In this courtroom crime drama, Matthew McConaughey plays Mickey Haller, a lawyer known for operating out of his Lincoln Town Car. Haller is hired to defend the son of a businesswoman, but he soon learns this is not going to be an open and shut case.
"Molly's Game"
This looks at the rise and fall of Molly Bloom, a former Olympic-class skier who ran the world's most exclusive high-stakes poker game until it was crumbled by the FBI.
Jessica Chastain gives a powerful performance as the strong-willed Bloom who will not go down without a fight.
"Patriots Day"
Directed by Peter Berg, this movie looks at the 2013 Boston Marathon bombing and the city-wide manhunt for the suspects that followed.
The movie includes an impressive ensemble: Mark Wahlberg, Michelle Monaghan, J.K. Simmons, Kevin Bacon, and John Goodman.
"Taxi Driver"
Martin Scorsese's classic stars Robert De Niro who decides to take a stand after being fed up with the crime and filth of New York City.
"The Town"
Directed by Ben Affleck, he also stars as the leader of a group of bank thieves who sets up his next heist while the FBI is hot on their tail.
It also doesn't help that he's also fallen for a woman (Rebecca Hall) who was a hostage on their last job.
"Uncut Gems"
Josh and Benny Safdie return to the list, this time with Adam Sandler as the character Howie Ratner, a jeweler who has a horrible gambling problem that gets him into deep trouble.

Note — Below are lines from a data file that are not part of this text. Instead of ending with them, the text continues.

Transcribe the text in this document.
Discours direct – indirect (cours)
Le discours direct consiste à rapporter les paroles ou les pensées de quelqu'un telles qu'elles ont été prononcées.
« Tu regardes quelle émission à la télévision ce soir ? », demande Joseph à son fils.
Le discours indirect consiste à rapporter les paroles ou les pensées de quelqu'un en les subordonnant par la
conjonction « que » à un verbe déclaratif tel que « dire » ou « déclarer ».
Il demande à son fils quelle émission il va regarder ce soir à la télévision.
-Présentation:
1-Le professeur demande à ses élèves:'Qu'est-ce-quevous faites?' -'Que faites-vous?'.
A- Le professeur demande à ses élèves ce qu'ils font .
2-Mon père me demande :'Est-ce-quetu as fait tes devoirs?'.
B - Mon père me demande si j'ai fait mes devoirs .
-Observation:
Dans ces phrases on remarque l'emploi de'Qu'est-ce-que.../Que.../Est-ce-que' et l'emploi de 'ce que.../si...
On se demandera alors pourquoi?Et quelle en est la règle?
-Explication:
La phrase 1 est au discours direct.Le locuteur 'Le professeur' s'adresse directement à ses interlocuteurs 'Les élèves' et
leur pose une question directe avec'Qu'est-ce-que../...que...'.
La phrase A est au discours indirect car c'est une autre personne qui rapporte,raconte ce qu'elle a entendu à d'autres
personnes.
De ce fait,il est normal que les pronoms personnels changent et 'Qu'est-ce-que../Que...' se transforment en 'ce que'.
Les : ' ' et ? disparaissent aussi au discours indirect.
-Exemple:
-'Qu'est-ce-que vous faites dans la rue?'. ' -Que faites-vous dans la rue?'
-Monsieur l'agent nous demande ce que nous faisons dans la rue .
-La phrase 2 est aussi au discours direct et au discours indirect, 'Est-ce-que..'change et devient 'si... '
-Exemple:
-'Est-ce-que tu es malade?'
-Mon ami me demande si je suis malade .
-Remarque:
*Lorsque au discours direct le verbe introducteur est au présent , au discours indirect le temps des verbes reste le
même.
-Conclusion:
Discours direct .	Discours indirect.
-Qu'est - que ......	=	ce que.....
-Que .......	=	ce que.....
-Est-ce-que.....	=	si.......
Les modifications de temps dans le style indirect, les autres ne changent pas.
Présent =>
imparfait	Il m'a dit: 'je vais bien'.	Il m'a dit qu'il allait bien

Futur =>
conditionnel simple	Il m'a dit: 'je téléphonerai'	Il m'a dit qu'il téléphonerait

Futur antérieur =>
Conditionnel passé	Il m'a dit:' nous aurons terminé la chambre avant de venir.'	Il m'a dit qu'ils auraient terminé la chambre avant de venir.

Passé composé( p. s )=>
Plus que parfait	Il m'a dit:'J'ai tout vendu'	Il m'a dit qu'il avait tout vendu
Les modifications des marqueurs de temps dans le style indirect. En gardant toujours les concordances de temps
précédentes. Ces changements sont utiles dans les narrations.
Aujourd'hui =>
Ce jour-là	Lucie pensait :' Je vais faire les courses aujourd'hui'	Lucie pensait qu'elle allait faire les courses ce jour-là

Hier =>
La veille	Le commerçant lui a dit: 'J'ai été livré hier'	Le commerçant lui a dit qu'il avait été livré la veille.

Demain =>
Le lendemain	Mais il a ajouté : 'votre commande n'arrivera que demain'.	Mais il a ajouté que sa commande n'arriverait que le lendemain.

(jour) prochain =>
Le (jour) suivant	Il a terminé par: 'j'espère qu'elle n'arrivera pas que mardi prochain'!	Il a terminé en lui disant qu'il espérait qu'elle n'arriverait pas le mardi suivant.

The Safdies use their mix of showcasing the gritty New York City landscape with tension-filled scenarios to create a story you can't turn away from watching.
"Zodiac"
David Fincher takes a deep dive into how the Zodiac Killer terrorized the citizens of San Francisco back in the late 1960s in this creepy crime thriller that stars Jake Gyllenhaal, Robert Downey Jr., Mark Ruffalo, Brian Cox, and Chloë Sevigny.
Do not watch this movie by yourself.